2 Ocak 2014 Perşembe

TAKSİM-BEYOĞLU YILLAR SÜREN HİKAYESİ


Camiler ve ilkokullar meyhaneye çevrilişi

1930'lu yıllardaki Taksim gerçeği! İçki içmek 1930 ile 1950’li yıllar arasında bizzat devlet tarafından halkına özendiriliyor hatta ilkokullarda öğrencilere bira servis ediliyordu.



Bölgede yaşayan Levantenlerin “Grande Rue de Pera” dedikleri Beyoğlu’ndaki renkli ve gayri ahlaki hayatı Osmanlı, 19. yy. ortalarından sonra tanıdı ve bu caddeye “Cadde-i Kebir” büyük cadde ismini verdi. 16. yy. başından itibaren canlı bir hayata sahip olan “Pera” kendi kabuğuna sığamaz hale geldi ve tepenin sırtlarına doğru yayılmaya başladı.

Tepe olmasından dolayı Roma İmparatorluğu zamanından kalma sarnıç-barajda toplanan suyu çevre semtlere dağıtması için 1730’lu yıllarda Sultan 1. Mahmud tarafından caddenin girişine konulan ve suyu taksim etmeye yarayan “Maksem”den ötürü bölgeye “Taksim” de denmeye o günlerde başlandı.

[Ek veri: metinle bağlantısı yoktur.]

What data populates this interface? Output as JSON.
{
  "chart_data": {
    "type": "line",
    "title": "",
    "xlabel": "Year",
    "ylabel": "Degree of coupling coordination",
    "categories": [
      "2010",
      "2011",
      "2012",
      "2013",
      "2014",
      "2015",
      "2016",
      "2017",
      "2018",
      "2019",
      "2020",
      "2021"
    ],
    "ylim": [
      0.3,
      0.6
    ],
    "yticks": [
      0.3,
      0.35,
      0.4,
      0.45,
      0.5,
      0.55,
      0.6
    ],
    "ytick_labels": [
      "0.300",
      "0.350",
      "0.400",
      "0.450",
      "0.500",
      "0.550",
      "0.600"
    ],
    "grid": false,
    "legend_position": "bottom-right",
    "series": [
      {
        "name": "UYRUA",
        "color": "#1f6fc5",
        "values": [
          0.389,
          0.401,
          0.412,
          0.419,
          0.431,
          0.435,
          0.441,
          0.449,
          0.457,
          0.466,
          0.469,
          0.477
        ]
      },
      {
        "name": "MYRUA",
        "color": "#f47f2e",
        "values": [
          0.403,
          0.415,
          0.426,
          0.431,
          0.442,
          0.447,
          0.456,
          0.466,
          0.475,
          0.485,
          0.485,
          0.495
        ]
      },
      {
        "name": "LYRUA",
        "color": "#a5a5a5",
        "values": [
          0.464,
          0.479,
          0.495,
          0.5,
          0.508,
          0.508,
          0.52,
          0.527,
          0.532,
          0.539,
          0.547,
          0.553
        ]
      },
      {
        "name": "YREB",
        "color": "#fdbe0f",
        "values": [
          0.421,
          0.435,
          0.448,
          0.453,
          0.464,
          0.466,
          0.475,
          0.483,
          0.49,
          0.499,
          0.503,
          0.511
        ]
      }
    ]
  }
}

İstiklal Caddesi’nin girişinde bulunan ve adını semte veren Su Taksim eden Maksem

Bugün Taksim Meydanı olarak isimlendirilen meydan, o günlerde Yahudi ve Hıristiyan Mezarlığı olarak kullanılan alandı ve cumhuriyet tarihinin ilk yıllarında kaldırıldı, düzeltildi, mezarlardaki kemikler başka yerlere taşındı. Her milletin mezarında bulunan kemikler kendi cemaatlerinin istedikleri yere kondu. Fakat, 
Sıra Selviler Caddesi ve Gümüşsuyu yokuşunda bulunan Müslüman mezarlarından çıkan ve Müslümanlara ait olan kemiklerin akıbeti ise hala meçhuldür.
Sultan 3.Mustafa’dan itibaren Taksim bölgesi, askeri saha olarak yeni kurulan topçu birliklerine bırakıldı. İşte o günlerde, bugünlere sadece tartışması kalan ve İnönü hükümeti zamanında yıkılan
Taksim Topçu Kışlası yapılır.

İnönü tarafından yıkılıp önce içkili gazinoya sonra top sahasına çevrilen Taksim Topçu Kışlası

Osmanlının son yıllarında gayrimüslim teba ve onlara özenen yerli halk tarafından tıka basa dolan bu cadde, 1924 senesinde “İstiklal Caddesi” ismini aldı. İçkinin su gibi içildiği fuhuşun hadsiz ve hesapsız yapıldığı, her köşe başını bir kumarhanenin tuttuğu bu semt, İkinci Dünya Savaşı’nda İtalyan faşistlerinin ve Alman Nazilerinin reklamını yapan sloganlarını atan “Levanten” denilen yerli gayrimüslimlerin sirk alanı haline geldi. 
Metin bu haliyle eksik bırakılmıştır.